Le rôle de l’État reste un déterminant essentiel de la compétitivité nationale. Il est le seul garant de la cohésion sociale, source de compétitivité. Il assure la stabilité sociale et politique (redistribution des revenus, réduction des inégalités, etc.)
L’État est aussi un élément clé de la compétitivité des entreprises. Il met en place un cadre institutionnel favorable au développement des activités des entreprises : réglementation du travail, normes techniques et sanitaires qui structurent et organisent le marché et le rendent plus efficace ; son action politique et diplomatique qui offre des débouchés aux entreprises nationales. Enfin, il prend en charge des activités non rentables mais indispensables pour la compétitivité des entreprises : la gestion des monopoles naturels (infrastructures), des biens collectifs (recherche-développement, formation, etc.)
III. Les marchés financiers
La globalisation financière
Interconnectées par les réseaux modernes de communication qui gomment les distances et permettent la transmission quasi instantanée des informations, les places financières fonctionnent désormais en continu et constituent un marché unique.

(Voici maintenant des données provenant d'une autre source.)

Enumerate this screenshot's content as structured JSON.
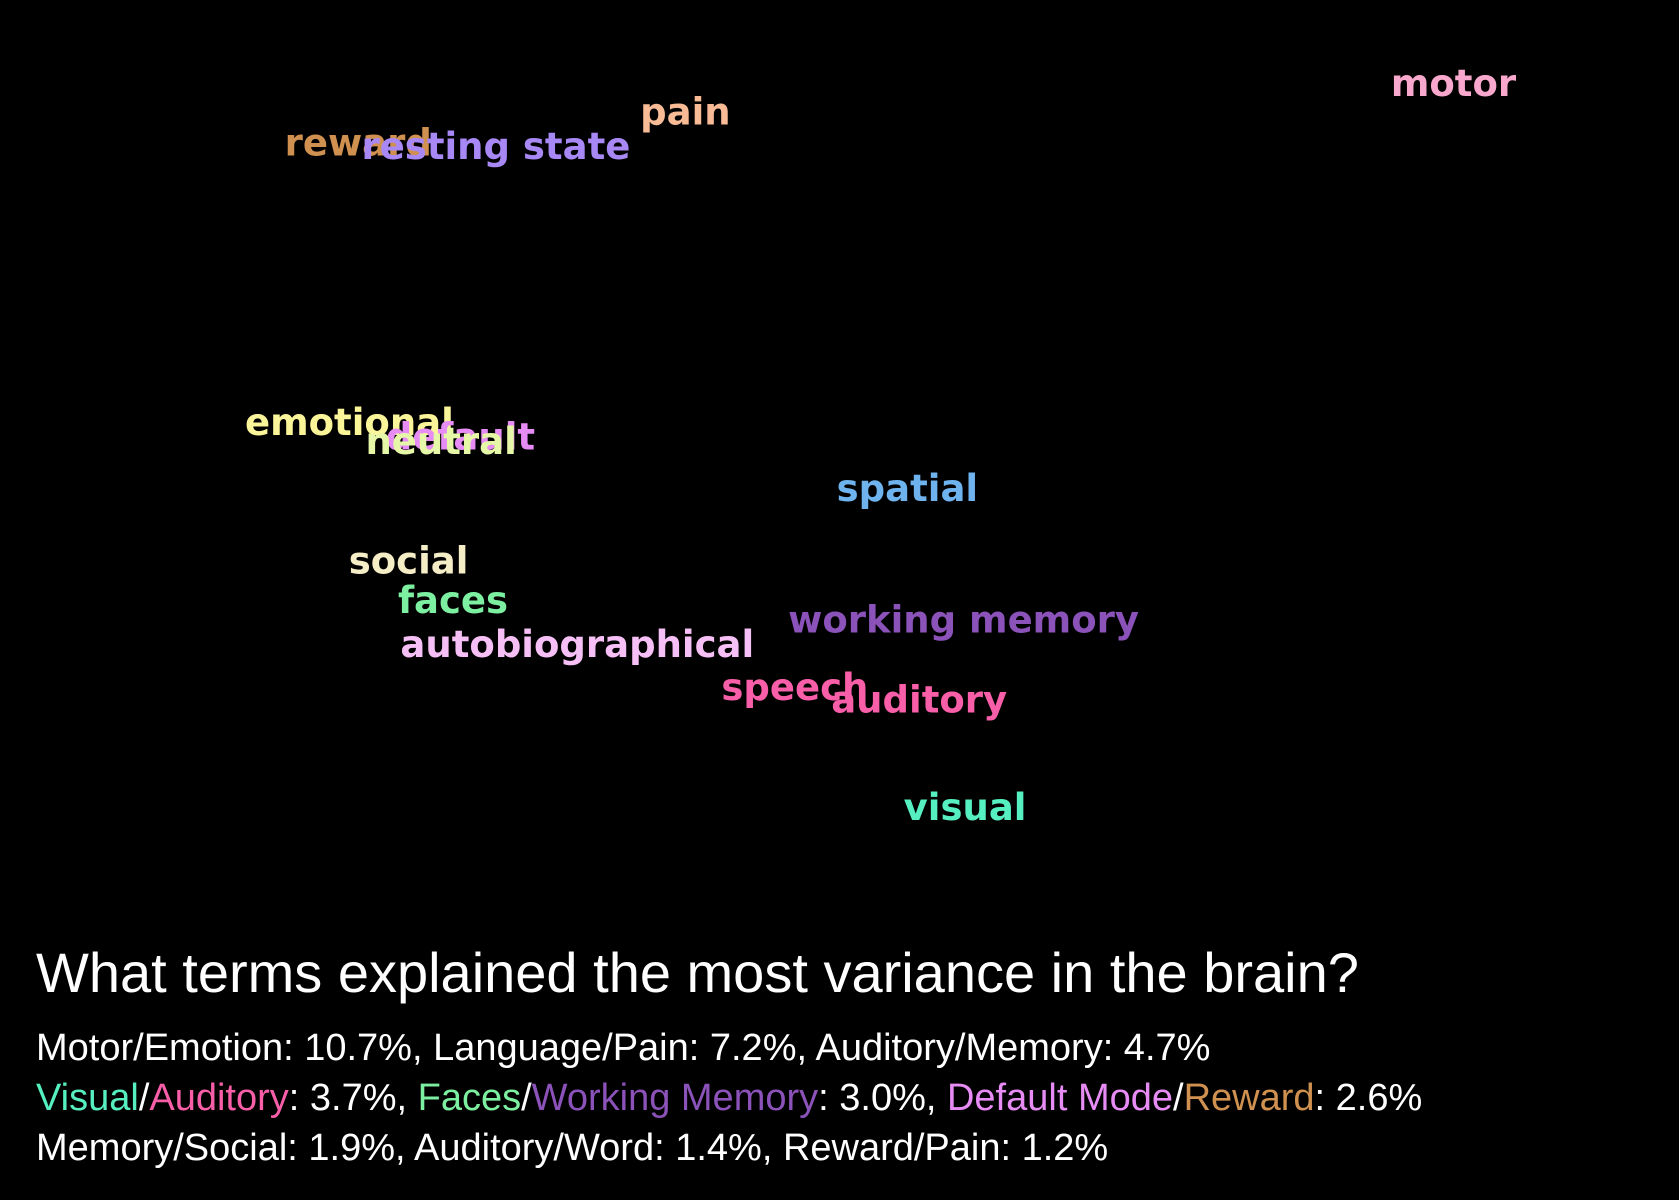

Le moindre événement sur l’une de ses places a des répercussions globales et provoque des réactions en chaîne sur l’ensemble des autres places. Comme le souligne D. Plihon, le système financier international forme aujourd’hui un « mégamarché unifié de l’argent ».
Plusieurs facteurs expliquent ce phénomène. D’abord, la multinationalisation des entreprises qui s’accommode mal d’un système financier toujours principalement assis sur des logiques nationales. Ensuite, une volonté politique des États des pays développés de trouver de nouveaux moyens de financement pour répondre à la montée de leurs déficits extérieurs et l’arrivée au pouvoir d’équipes politiques d’obédience libérale qui mettent en place la libre circulation du capital (les « 3 D » : déréglementation, décloisonnement, désintermédiation). Enfin, la révolution des NTIC (technologies du traitement de l’information, du codage et de la communication) a fourni les moyens techniques de la globalisation.

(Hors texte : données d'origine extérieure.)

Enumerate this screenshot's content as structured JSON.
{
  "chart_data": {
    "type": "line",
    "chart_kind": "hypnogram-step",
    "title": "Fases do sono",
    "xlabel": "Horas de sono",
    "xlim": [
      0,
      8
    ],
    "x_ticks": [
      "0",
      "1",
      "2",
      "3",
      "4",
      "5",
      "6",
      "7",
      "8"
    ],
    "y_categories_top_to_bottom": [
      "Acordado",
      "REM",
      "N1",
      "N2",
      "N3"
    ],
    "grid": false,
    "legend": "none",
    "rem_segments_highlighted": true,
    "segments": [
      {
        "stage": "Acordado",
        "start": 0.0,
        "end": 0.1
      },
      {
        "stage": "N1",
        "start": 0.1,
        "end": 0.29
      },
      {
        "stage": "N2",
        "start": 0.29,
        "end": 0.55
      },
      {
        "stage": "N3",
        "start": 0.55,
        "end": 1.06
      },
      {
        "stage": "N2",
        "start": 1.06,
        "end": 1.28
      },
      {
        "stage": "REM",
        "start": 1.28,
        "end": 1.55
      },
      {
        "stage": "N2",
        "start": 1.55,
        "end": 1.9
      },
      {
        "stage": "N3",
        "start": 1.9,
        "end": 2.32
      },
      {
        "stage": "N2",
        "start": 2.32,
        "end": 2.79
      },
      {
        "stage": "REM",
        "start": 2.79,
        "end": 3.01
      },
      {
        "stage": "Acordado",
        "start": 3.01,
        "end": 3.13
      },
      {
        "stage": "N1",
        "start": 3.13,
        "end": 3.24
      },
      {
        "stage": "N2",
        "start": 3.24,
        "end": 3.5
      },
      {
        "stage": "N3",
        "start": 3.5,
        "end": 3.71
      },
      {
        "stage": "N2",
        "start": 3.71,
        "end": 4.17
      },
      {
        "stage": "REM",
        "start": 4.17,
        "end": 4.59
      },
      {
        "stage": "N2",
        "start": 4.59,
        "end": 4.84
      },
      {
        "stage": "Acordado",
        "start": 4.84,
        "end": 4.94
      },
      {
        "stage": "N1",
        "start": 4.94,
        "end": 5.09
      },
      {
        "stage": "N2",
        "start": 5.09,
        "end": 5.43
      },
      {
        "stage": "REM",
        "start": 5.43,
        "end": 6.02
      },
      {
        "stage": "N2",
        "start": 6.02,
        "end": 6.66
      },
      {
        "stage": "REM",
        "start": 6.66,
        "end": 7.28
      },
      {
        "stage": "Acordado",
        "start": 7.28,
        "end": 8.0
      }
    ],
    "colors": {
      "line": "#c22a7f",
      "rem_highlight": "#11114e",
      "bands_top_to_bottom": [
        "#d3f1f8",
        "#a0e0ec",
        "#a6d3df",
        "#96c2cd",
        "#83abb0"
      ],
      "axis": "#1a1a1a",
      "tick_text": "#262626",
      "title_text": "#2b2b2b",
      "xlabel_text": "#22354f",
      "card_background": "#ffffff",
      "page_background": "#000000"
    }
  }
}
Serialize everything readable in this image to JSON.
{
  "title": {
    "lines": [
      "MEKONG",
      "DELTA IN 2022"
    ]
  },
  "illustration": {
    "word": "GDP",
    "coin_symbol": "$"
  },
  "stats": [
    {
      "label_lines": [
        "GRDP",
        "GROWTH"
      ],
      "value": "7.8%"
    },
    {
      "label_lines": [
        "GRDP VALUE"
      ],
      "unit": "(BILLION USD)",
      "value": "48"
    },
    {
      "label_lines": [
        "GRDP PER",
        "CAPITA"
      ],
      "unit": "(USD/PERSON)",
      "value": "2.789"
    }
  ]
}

Les comportements mimétiques des intervenants sur les marchés financiers favorisent les bulles spéculatives et provoquent une instabilité financière. En effet, beaucoup d’opérateurs sur le marché (les zinzins notamment : compagnies d’assurances, fonds de pensions), qui ont des fonds à placer, attendent de pouvoir déceler la tendance du prix des produits financiers ; à la hausse pour acheter, à la baisse pour vendre. Par conséquent, lorsqu’ils croient avoir décelé une tendance haussière ou baissière, ils achètent à la hausse et vendent à la baisse. Or, dans un univers d’incertitude, chaque opérateur est conduit à se préoccuper des considérations des autres pour améliorer la pertinence des ses anticipations. Ainsi, lorsque certains opérateurs prennent des décisions dans un sens, les autres sont fortement incités à les imiter. Ainsi naissent des bulles spéculatives qui finissent toujours par éclater (effondrement des cours).
les effets de l’émergence de cette « nouvelle finance » sur l’économie
La libéralisation de la finance doit, selon la théorie, assurer l’allocation optimale du capital, mais elle a aussi des effets néfastes sur l’économie.

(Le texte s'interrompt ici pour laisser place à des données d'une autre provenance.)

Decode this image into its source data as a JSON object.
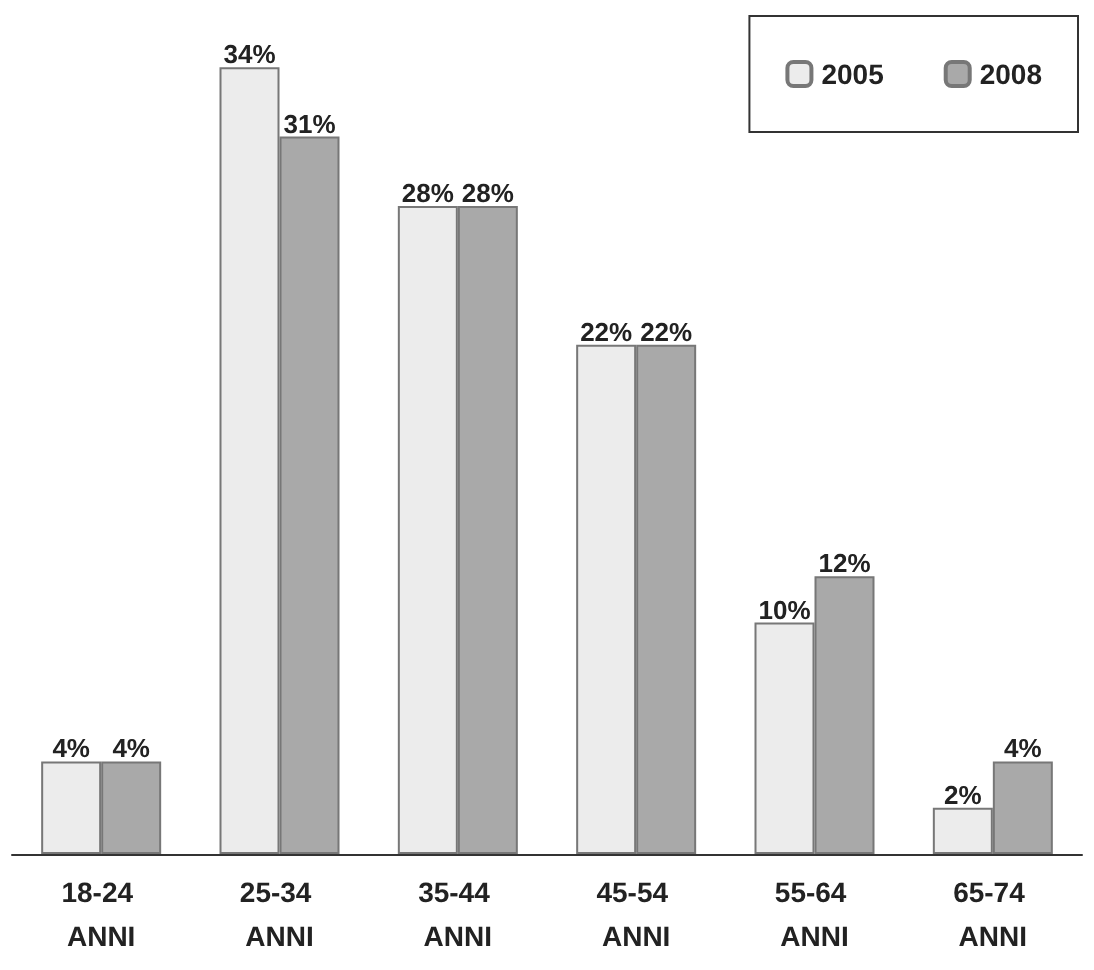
{
  "chart_data": {
    "type": "bar",
    "categories": [
      "18-24 ANNI",
      "25-34 ANNI",
      "35-44 ANNI",
      "45-54 ANNI",
      "55-64 ANNI",
      "65-74 ANNI"
    ],
    "series": [
      {
        "name": "2005",
        "color": "#ececec",
        "values": [
          4,
          34,
          28,
          22,
          10,
          2
        ],
        "value_labels": [
          "4%",
          "34%",
          "28%",
          "22%",
          "10%",
          "2%"
        ]
      },
      {
        "name": "2008",
        "color": "#a9a9a9",
        "values": [
          4,
          31,
          28,
          22,
          12,
          4
        ],
        "value_labels": [
          "4%",
          "31%",
          "28%",
          "22%",
          "12%",
          "4%"
        ]
      }
    ],
    "legend": "top right"
  }
}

Les fluctuations du marché financier se répercutent plus immédiatement sur les décisions d'investissement, d'épargne, voire de consommation. En bref, l'activité économique devient plus cyclique dans un environnement de plus en plus incertain.
Par ailleurs, l'interdépendance des intermédiaires financiers crée un risque de système : les bulles spéculatives, le surendettement de certains agents économiques non financiers, les contraintes de liquidité peuvent induire des mouvements de spéculation et des paniques bancaires, des faillites et leurs effets en cascade sur l’ensemble de l’économie : licenciements, chômage.
Enfin, la globalisation financière a permis l’émergence d’un capitalisme actionnarial. La recherche de la maximisation des rendements sur le court terme oriente le partage de la valeur ajoutée en faveur des détenteurs de capitaux au détriment de l’emploi et des revenus des salariés.